Should you buy Diageo shares in July?
Diageo Plc (LON:DGE) (DGE) shares gained 1.57% over the last 30 days and about 17.67% this year. The company is benefitting from the easing Covid situation around the globe. Things could get better with governments relaxing restrictions imposed to combat the spread of the pandemic.
The UK government announced this week that it will lift nearly all the remaining Covid-19 restrictions on 19th July, allowing people to attend sporting events without the requirement of a vaccination certificate.
The announcement follows two months after it reopened the door for previously restricted business activities like pubs and restaurants to resume operations.
How Diageo will benefit from easing Covid restrictions
Alcohol producers will be among the biggest beneficiaries of the easing global Covid situation. Diageo is among companies adversely affected by the pandemic. But that is now changing.
Markets across the globe are reporting rising consumer spending, allowing more budget allocations for luxury activities like travel and entertainment. Most of these activities involve significant consumption of alcohol, one of Diageo’s leading products.
Furthermore, as the return to normalcy becomes a reality, economies around the world are reopening allowing previously restricted business activities like pubs and restaurants to resume full operations. Again, Diageo will benefit as the demand for alcoholic beverages continues to soar.
The company issued upbeat profit guidance in its most recent trading update saying it now expects a 14% bottom-line growth this year. Diageo will witness robust sales growth particularly in the UK and the US markets amid the easing Covid situation and a rise in consumer spending.
Be wary of potential bottlenecks
Although the Covid situation is easing in several parts of the world, there are concerns that the delta variant could cause hiccups in the economic recovery as more countries become cautious.
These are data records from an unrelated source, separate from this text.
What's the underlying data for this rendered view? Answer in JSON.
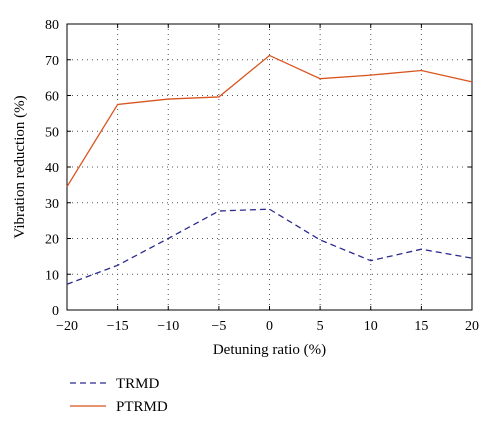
{
  "chart_data": {
    "type": "line",
    "title": "",
    "xlabel": "Detuning ratio (%)",
    "ylabel": "Vibration reduction (%)",
    "x": [
      -20,
      -15,
      -10,
      -5,
      0,
      5,
      10,
      15,
      20
    ],
    "xticks": [
      -20,
      -15,
      -10,
      -5,
      0,
      5,
      10,
      15,
      20
    ],
    "xtick_labels": [
      "−20",
      "−15",
      "−10",
      "−5",
      "0",
      "5",
      "10",
      "15",
      "20"
    ],
    "yticks": [
      0,
      10,
      20,
      30,
      40,
      50,
      60,
      70,
      80
    ],
    "xlim": [
      -20,
      20
    ],
    "ylim": [
      0,
      80
    ],
    "grid": true,
    "legend_position": "bottom-left, below plot",
    "series": [
      {
        "name": "TRMD",
        "values": [
          7.2,
          12.5,
          20.0,
          27.7,
          28.2,
          19.6,
          13.8,
          17.0,
          14.5
        ],
        "color": "#2b2b8f",
        "style": "dashed"
      },
      {
        "name": "PTRMD",
        "values": [
          34.5,
          57.5,
          59.0,
          59.6,
          71.2,
          64.7,
          65.7,
          67.0,
          63.8
        ],
        "color": "#d9541e",
        "style": "solid"
      }
    ]
  }
}
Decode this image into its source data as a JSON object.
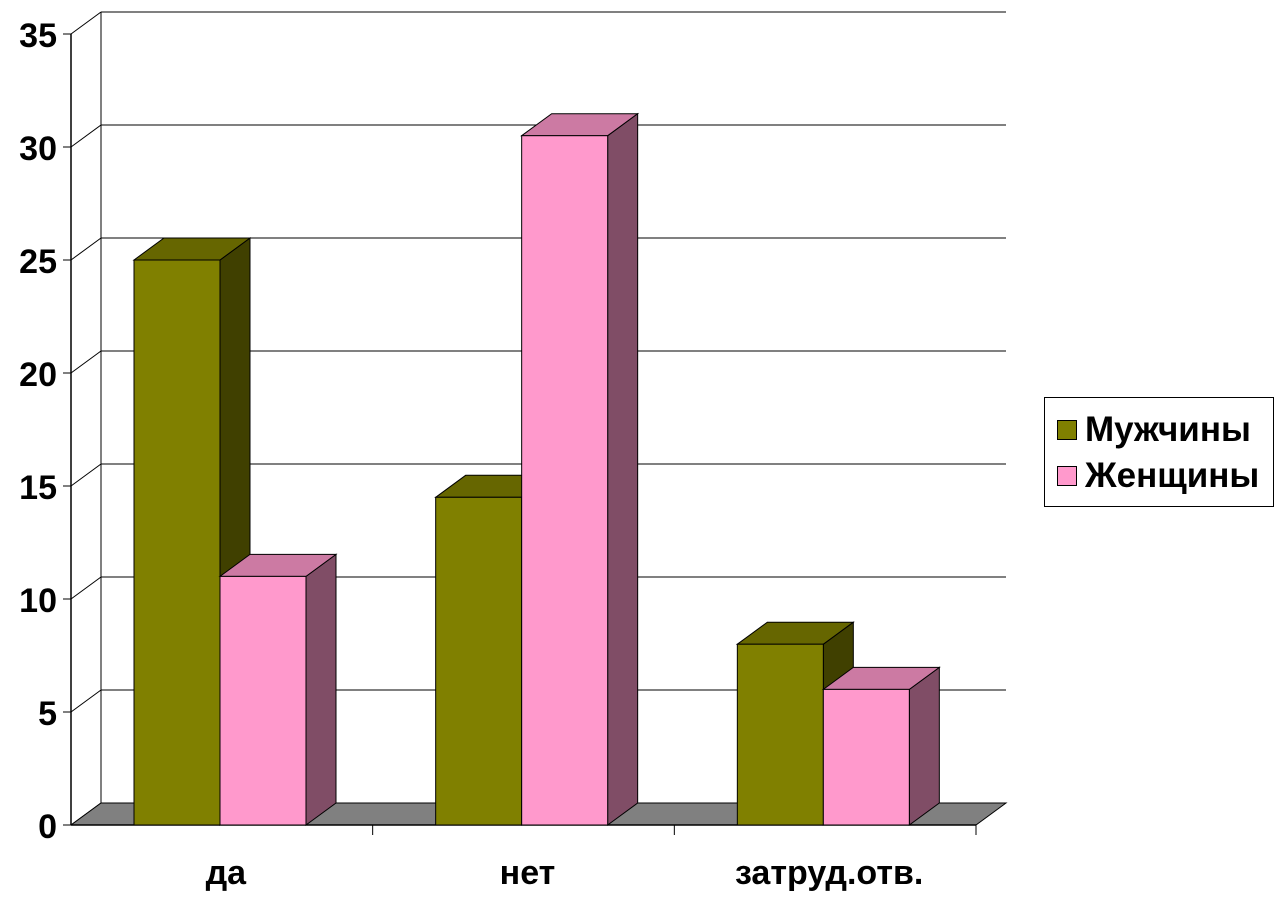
{
  "chart_data": {
    "type": "bar",
    "title": "",
    "xlabel": "",
    "ylabel": "",
    "categories": [
      "да",
      "нет",
      "затруд.отв."
    ],
    "series": [
      {
        "name": "Мужчины",
        "values": [
          25,
          14.5,
          8
        ],
        "color": "#808000"
      },
      {
        "name": "Женщины",
        "values": [
          11,
          30.5,
          6
        ],
        "color": "#FF99CC"
      }
    ],
    "ylim": [
      0,
      35
    ],
    "yticks": [
      "0",
      "5",
      "10",
      "15",
      "20",
      "25",
      "30",
      "35"
    ],
    "grid": true,
    "legend_position": "right",
    "style": "3d-clustered-column"
  }
}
The World Health Organization, first declared the delta variant a concern in the fight against covid in May. Health experts declare a delta variant situation when there is evidence of increased transmission, elevated levels of severe illness, or reduced effectiveness of available vaccine treatments.
The delta variant could force governments to impose new covid restrictions, leading to the temporary closure of businesses in the drinks industry.
Although at-home consumption reduced the adverse Covid impact on alcoholic drinks sales, the industry still operated below par at the height of the pandemic. It is yet to reach pre-pandemic levels.
Therefore, a return to normalcy is a key factor for alcoholic drinks manufacturers realizing current sales and profit projections.
If the UK government moves ahead with the planned lifting of a majority of the remaining Covid restrictions, it runs the risk of flaring up the pandemic.
Is Diageo a good investment in Q3 2021?
In summary, Diageo is poised for an exciting period ahead following the lifting of several Covid restrictions. However, the world is yet to completely get the better of the deadly pandemic amid the threat of new variants.
Therefore, although Diageo expects significant growth in profits this year, it is important to factor in the potential bottlenecks that could derail that growth. But for now, DGE shares look exciting to investors willing to overlook short-term hiccups.
Not Investment Advice
Note: Views expressed are those of the writer. The author does not own any stocks mentioned. The article is information, not advice. Share prices can rise and fall. Past returns are not a guide to the future. Please do your own research.